I suppose it's no use wondering why they obey robots.txt on your site while utterly ignoring it on mine. I've even given them a block of their own in case they're one of the rare robots that are too primitive to pick their name out of a list.

Is there a difference between the 220.181 Sogou and all the others? It seems to be the only one where robots.txt is almost never followed by an immediate page request.

keyplyr

2:40 am on Jul 25, 2017 (gmt 0)

WebmasterWorld Senior Member 10+ Year Member Top Contributors Of The Month



I suppose it's no use wondering why they obey robots.txt on your site while utterly ignoring it on mine.
Don't know who you're speaking to, but if it's me, I never said they *obey* robots,txt, I only documented the agent *requests* robots.txt.

TorontoBoy

3:14 am on Jul 25, 2017 (gmt 0)

5+ Year Member Top Contributors Of The Month



Here's my pattern from July 22 (24 hrs), chrono order, for UA Sogou web spider/4.0(+http://www.sogou.com/docs/help/webmasters.htm#07), sort by UA then date/time :
218.30.103.5 GET /robots.txt HTTP/1.1
106.38.241.159 GET /robots.txt HTTP/1.1
106.38.241.155 GET /robots.txt HTTP/1.1
220.181.125.146GET /robots.txt HTTP/1.1
220.181.125.146 major scrape (48 GETs)
218.30.103.145 GET /robots.txt HTTP/1.1
106.38.241.155 GET /robots.txt HTTP/1.1
106.38.241.155 GET /robots.txt HTTP/1.1
220.181.125.146 GET /robots.txt HTTP/1.1
220.181.125.146 Major scrape (45 GETs)
106.38.241.159 GET /robots.txt HTTP/1.1
123.126.113.154 GET /robots.txt HTTP/1.1
106.38.241.155 GET /robots.txt HTTP/1.1
106.38.241.159 GET /robots.txt HTTP/1.1
220.181.125.146 Major Scrape (43 GETs)
123.126.68.114 GET /robots.txt HTTP/1.1
220.181.125.146 GET /robots.txt HTTP/1.1
220.181.125.146 GET /robots.txt HTTP/1.1
123.126.68.114 Major Scrape (16 GETs)

They used 220.181.125.146 three times and 123.126.68.114 once to scrape me. Both IPs read my robots.txt, 220.181.125.146 does not adhere to my robots.txt.
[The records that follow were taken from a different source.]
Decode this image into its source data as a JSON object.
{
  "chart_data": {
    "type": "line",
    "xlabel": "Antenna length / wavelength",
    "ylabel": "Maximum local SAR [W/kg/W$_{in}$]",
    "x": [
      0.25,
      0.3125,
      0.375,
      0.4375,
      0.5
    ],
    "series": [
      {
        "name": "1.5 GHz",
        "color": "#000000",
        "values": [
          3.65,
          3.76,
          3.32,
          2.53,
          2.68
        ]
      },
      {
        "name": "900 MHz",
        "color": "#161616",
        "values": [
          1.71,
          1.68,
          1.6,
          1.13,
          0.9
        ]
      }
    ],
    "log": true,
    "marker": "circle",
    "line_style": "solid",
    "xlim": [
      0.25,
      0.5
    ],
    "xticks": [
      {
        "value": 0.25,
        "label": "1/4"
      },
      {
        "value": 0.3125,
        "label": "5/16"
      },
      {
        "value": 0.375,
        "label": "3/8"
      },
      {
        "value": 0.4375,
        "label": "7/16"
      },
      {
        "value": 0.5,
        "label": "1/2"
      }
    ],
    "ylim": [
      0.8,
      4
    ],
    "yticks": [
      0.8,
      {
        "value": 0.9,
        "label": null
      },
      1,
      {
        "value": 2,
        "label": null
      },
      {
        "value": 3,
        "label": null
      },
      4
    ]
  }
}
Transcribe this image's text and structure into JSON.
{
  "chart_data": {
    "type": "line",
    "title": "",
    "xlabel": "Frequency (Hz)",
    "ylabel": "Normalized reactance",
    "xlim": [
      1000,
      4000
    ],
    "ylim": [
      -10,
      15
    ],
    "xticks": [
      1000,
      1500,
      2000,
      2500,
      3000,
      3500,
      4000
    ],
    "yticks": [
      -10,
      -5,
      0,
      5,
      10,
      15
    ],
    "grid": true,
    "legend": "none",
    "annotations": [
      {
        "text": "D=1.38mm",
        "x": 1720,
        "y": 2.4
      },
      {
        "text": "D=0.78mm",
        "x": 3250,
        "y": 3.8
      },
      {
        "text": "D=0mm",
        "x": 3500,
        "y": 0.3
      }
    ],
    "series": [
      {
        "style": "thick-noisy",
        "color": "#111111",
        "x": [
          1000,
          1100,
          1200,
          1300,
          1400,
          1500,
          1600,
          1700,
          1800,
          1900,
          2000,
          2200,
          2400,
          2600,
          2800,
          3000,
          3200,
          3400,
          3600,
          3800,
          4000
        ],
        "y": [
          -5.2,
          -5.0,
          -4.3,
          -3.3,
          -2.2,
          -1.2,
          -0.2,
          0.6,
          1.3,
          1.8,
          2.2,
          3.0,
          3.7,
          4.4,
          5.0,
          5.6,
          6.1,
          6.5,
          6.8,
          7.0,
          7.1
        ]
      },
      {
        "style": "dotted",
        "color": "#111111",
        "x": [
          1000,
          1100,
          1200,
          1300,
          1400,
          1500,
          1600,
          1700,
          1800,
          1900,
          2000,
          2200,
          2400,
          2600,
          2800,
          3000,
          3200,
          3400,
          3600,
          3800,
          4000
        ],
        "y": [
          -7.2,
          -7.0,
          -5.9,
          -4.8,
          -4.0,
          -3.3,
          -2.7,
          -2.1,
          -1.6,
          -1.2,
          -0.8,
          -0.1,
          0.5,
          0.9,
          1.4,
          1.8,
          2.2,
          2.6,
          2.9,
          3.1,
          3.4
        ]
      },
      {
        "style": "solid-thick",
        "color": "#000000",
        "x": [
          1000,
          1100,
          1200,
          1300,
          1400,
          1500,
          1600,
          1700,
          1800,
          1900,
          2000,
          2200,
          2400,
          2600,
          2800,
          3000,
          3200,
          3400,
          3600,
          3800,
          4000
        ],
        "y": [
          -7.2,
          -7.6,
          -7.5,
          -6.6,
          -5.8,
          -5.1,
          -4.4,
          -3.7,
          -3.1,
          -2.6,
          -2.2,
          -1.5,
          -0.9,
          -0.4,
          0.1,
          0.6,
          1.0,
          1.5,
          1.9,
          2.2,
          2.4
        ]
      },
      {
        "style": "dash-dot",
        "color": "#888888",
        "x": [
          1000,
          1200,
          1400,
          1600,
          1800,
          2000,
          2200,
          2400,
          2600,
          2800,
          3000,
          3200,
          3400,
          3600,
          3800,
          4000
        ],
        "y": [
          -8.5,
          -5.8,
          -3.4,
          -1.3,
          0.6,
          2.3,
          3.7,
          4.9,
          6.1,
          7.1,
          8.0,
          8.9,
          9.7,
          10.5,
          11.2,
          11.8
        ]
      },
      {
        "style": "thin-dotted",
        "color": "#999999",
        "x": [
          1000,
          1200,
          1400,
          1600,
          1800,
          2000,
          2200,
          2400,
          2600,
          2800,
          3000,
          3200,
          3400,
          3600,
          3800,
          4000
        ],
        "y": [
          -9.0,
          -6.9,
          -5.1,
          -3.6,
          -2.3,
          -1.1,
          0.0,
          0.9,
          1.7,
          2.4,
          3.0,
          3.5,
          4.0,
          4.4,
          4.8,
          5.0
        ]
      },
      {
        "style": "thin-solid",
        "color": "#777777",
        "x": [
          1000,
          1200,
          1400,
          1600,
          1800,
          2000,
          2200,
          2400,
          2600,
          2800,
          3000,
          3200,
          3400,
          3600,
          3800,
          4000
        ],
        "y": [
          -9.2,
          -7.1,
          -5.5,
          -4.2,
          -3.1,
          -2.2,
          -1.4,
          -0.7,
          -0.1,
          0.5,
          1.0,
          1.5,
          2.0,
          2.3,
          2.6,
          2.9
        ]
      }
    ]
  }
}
218.30.103.5 (2 times) and 106.38.241.159 97 times) both read my robots.txt but never ask for anything else.

It is like some dysfunctional octopus where the multiple hands are not too coordinated. The bot is a bit ditzy, which I find endearing though puzzling. I have Chinese content, I want my content indexed by Chinese search engines, I allow Sogou, Baidu, Yisou, Tencent 360 to ravage me.

keyplyr

3:23 am on Jul 25, 2017 (gmt 0)

WebmasterWorld Senior Member 10+ Year Member Top Contributors Of The Month



So basically the same ranges I posted.

Different server nodes will have different IP addresses. These are all Chinanet servers. This is not abnormal.

I allow... to ravage me.
Be careful what you wish for.

TorontoBoy

12:02 pm on Jul 31, 2017 (gmt 0)

5+ Year Member Top Contributors Of The Month



Sogou prepares for future US IPO [scmp.com].

keyplyr

6:58 pm on Jul 31, 2017 (gmt 0)

WebmasterWorld Senior Member 10+ Year Member Top Contributors Of The Month



How much are you gonna buy?

TorontoBoy

8:41 pm on Jul 31, 2017 (gmt 0)

5+ Year Member Top Contributors Of The Month



I know Chinese and have used Sogou as a search engine. Compared to Baidu it is very inferior, worse than comparing Baidu to Google search. I shall buy 50 cents, or wumao.